Panie profesorze, od soboty stawiamy sobie pytanie - jak na ataki Iranu odpowiednie Izrael. Czy Stany Zjednoczone mogą zostać wciągnięte do wojny w tej części świata?
Oczywiście, że mogą, chociaż na pewno ani same Stany Zjednoczone, ani świat nie chciałby, żeby do tego doszło. Stany Zjednoczone za sprawą prezydenta Joe Bidena, ale także Antony’ego Blinkena, czyli sekretarza stanu wyraźnie mówią swoim sojusznikom z Izraela, że należy się powstrzymać od ewentualnego ataku odwetowego. Byłoby normalną praktyką w sytuacji takiego napięcia militarnego, jakie istnieje pomiędzy Iranem a Izraelem, że jak jedna strona atakuje, to druga odpowiada. To właśnie zrobił Iran, tylko skala odpowiedzi irańskiej była poniekąd niewspółmierna z tym, czego dokonał Izrael. Z drugiej strony jeżeli weźmiemy to, co Izrael miał na celu, czyli zlikwidowanie kluczowych postaci ze strony armii irańskiej, to znowu można powiedzieć, że do pewnego stopnia próba akcji adwentowej po stronie Iranu była paralelna, czyli kompatybilna z tym, co zrobił wcześniej Izrael. Teraz jakiekolwiek boksowanie się pomiędzy tymi dwoma krajami byłoby z pewnością poważnym zagrożeniem nie tylko dla samego regionu, który i tak ma dosyć swoich problemów i bez tego, tylko zagrożeniem o zdecydowanie szerszym kontekście.

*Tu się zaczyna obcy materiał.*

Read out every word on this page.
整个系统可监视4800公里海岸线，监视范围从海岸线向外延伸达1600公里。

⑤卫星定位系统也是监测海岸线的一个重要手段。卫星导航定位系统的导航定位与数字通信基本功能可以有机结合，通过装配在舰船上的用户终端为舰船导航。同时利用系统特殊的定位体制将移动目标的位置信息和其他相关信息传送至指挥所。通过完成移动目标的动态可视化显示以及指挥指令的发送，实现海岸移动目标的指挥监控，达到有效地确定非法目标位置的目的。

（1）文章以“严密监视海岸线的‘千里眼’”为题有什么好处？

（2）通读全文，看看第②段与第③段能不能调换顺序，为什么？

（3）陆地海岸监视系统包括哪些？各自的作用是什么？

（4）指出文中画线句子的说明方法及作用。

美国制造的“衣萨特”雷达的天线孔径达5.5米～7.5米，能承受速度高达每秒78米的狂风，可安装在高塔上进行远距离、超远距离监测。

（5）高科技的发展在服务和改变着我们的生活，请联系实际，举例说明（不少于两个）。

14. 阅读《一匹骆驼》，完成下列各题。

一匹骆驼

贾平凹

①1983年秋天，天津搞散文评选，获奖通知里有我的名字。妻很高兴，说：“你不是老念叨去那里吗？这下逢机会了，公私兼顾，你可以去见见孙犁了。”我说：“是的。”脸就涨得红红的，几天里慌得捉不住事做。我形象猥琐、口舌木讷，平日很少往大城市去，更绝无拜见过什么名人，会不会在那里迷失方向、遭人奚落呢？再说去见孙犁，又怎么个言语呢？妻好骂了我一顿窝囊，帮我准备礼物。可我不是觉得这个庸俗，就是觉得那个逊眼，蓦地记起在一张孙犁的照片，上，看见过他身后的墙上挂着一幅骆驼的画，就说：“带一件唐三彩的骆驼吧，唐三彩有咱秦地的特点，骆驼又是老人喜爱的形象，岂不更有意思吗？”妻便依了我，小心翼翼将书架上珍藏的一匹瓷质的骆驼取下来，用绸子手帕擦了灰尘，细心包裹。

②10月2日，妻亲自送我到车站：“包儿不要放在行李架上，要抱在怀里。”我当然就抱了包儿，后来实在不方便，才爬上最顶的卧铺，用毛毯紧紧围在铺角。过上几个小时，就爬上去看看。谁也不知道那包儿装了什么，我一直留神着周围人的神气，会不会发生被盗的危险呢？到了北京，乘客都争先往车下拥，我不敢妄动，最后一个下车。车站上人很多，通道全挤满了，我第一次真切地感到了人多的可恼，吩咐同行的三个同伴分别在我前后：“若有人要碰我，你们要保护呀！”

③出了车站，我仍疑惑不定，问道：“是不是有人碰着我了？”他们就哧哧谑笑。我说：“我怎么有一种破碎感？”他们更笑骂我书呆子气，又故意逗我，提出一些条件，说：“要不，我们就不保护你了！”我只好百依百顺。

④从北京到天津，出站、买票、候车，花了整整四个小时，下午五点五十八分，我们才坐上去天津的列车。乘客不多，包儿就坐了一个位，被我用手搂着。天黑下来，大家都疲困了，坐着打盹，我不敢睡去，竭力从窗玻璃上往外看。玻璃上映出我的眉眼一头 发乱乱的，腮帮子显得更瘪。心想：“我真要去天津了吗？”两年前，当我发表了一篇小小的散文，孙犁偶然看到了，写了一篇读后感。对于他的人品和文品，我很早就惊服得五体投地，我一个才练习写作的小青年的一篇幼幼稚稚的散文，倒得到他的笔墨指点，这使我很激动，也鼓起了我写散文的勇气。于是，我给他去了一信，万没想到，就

Izrael chciałby takiego zaangażowania Stanów Zjednoczonych w tej części świata?
Izrael potrzebuje oczywiście wsparcia ze strony Stanów Zjednoczonych. I Izrael i Stany Zjednoczone wyraźnie mówiły o tym, że Stany Zjednoczone udzieliły swojego wsparcia jednoznacznego, ale także techniczno-militarnego w momencie ataku strony irańskiej. Stany Zjednoczone współdziałały z Izraelem w przygotowaniu obrony przed atakami irańskimi, więc Stany Zjednoczone z jednej strony absolutnie Izraela nie zostawią, z drugiej strony absolutnie nie zależy Amerykanom na eskalowaniu konfliktu. Dlaczego? Ewentualna konieczność zaangażowania Stanów Zjednoczonych we wspieranie Izraela oznacza konieczność osłabienia wspierania Ukrainy, z którymi i tak jest problem ze względu na Izbę Reprezentantów, Johnsona prawda i większości republikańskiej, która od miesięcy zastanawia się jak sformułować ustawę tak, żeby wesprzeć Izrael i Ukrainę, ale jednocześnie żeby było jednoznaczne, że co do wspierania Ukrainy oni mają zastrzeżenia.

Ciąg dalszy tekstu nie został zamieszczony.